I held up one grain of sand and made a point to go to each person sitting in the ground in that place. I told them, “This is your life.” Then I reached down and tossed a bucket full of sand on the ground in the middle aisle. “This is your life after life.”

Actually, I didn’t come close to describing the vast gap between here and eternity. One mathematician figured that the number of grains of sand on earth is some number with 27 zeroes after it! But even that’s not enough.

So what’s my point?

Mammaw was right. Life goes by so fast. And that’s all the more reason why we need to throw it away on earth.

Whoever finds their life will lose it, and whoever loses their life for my sake will find it. ~~ Matthew 10:39

I kind of told this to a friend of mine—I’ll call him Jeff—who treated me to lunch to find out why I adopted so many children.

Jeff was fidgety across the table. He twisted the paper wrapper of his straw until it was about to break. Jeff was trying to talk to me about something. But I already knew. I’ve seen it in so many men. And women.

I used to get very fidgety and nervous when deliberating about a major decision that God had already guided me on. I would talk and talk about it to my spiritual mother, telling her how uncomfortable I was with making that decision. When I finally got around to asking her if she thought it was God talking to me, she’d smile and say, “It looks like you already know the answer to that.”

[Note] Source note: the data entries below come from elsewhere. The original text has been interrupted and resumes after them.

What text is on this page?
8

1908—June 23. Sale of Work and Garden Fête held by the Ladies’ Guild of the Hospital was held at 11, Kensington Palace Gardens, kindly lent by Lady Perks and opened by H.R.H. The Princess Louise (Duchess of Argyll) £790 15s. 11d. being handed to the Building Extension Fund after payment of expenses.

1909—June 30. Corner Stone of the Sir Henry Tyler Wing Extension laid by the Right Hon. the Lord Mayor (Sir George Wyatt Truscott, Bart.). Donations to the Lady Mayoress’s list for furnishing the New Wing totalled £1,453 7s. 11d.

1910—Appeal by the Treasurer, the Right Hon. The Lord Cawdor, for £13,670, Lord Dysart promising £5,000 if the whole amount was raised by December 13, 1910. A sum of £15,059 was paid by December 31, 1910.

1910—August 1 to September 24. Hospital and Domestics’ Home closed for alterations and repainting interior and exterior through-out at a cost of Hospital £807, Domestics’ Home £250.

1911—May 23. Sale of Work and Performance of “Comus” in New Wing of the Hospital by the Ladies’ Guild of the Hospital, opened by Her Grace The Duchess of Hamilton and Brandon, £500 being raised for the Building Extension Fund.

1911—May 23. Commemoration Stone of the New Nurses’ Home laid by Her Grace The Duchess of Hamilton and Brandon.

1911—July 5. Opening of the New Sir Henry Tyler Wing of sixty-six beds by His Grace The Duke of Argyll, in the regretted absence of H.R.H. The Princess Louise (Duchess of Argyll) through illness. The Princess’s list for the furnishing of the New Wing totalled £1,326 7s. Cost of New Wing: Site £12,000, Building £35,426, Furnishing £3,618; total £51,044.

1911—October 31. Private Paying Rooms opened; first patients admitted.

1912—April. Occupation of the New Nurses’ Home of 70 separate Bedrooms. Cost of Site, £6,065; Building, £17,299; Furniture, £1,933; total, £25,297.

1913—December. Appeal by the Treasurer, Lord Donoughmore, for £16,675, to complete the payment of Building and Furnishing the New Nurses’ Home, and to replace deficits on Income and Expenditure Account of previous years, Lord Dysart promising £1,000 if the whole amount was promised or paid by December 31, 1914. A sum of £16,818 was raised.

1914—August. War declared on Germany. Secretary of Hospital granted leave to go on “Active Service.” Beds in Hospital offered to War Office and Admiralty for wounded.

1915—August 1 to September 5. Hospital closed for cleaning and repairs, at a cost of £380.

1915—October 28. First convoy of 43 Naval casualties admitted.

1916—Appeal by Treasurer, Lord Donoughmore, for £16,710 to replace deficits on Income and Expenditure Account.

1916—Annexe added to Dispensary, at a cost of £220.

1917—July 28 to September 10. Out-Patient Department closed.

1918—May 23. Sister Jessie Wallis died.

In this fleeting life, God wants our blanks. There is always something that is keeping us from throwing our lives away “for his sake.” What is your blank?

I WILL DO THAT, LORD, BUT MY FLESH WANTS TO INDULGE IN ___(BLANK)___.

Do you have any of these blanks?

1. Fear.
2. My addiction.
3. The chase for money.
4. The chase for success.
5. The chase for fame.
6. Self-preservation of my own life, darn it!

I am so thrilled that Jeff got it and is now moving forward to adopt for the first time. It wasn’t me. God was already telling him that!

Like Jeff, I was so fearful of giving up my life. Fear was my blank. And self-preservation.

Darn it, I WANT ALL KIDS OUT OF THE HOUSE BY THE TIME I RETIRE! Well, THAT’S not going to happen. Chances are, we will have a house full of children—and with special needs, at that—when I’m ready for the nursing home. One friend joked that I will be one person looking forward to going to a home! But seriously, not at all.

I am living proof of the losing it/gaining it principle that Jesus taught. My life IS a vapor. Some day, if the Lord tarries, my children will be called old fogies by THEIR children. (And I can’t wait. But I digress.) And because this life is so fleeting, don’t you think it makes it easier to decide to throw it away?

I keep hearing young people say, “I want to go to heaven, but not too soon. I want to know what it’s like to get married and have children.”

A part of me understands that. But the greater part of me cries out, “If only we all knew what lies beyond the grave!”

Heaven is better than marriage.

Heaven is better than having children.

And yes, heaven is better than sex, drugs, and rock ‘n roll!

My mind is so closed sometimes. I think I’m a butterfly that spreads my wings and flies, but actually I’m a Siamese Fighting Fish that lives its entire life in a pool of water with an eight-inch diameter.

Father knows best. When He encourages us to lose our short, short life in order to save it, He knows what He’s talking about! And we don’t have to be a hospice patient to realize it.

My Mammaw is with the Lord now. But some day she will grab me by the cheeks and say, “Anthony, you have lived life to the fullest.”

And maybe she will have lost that rough edge about her.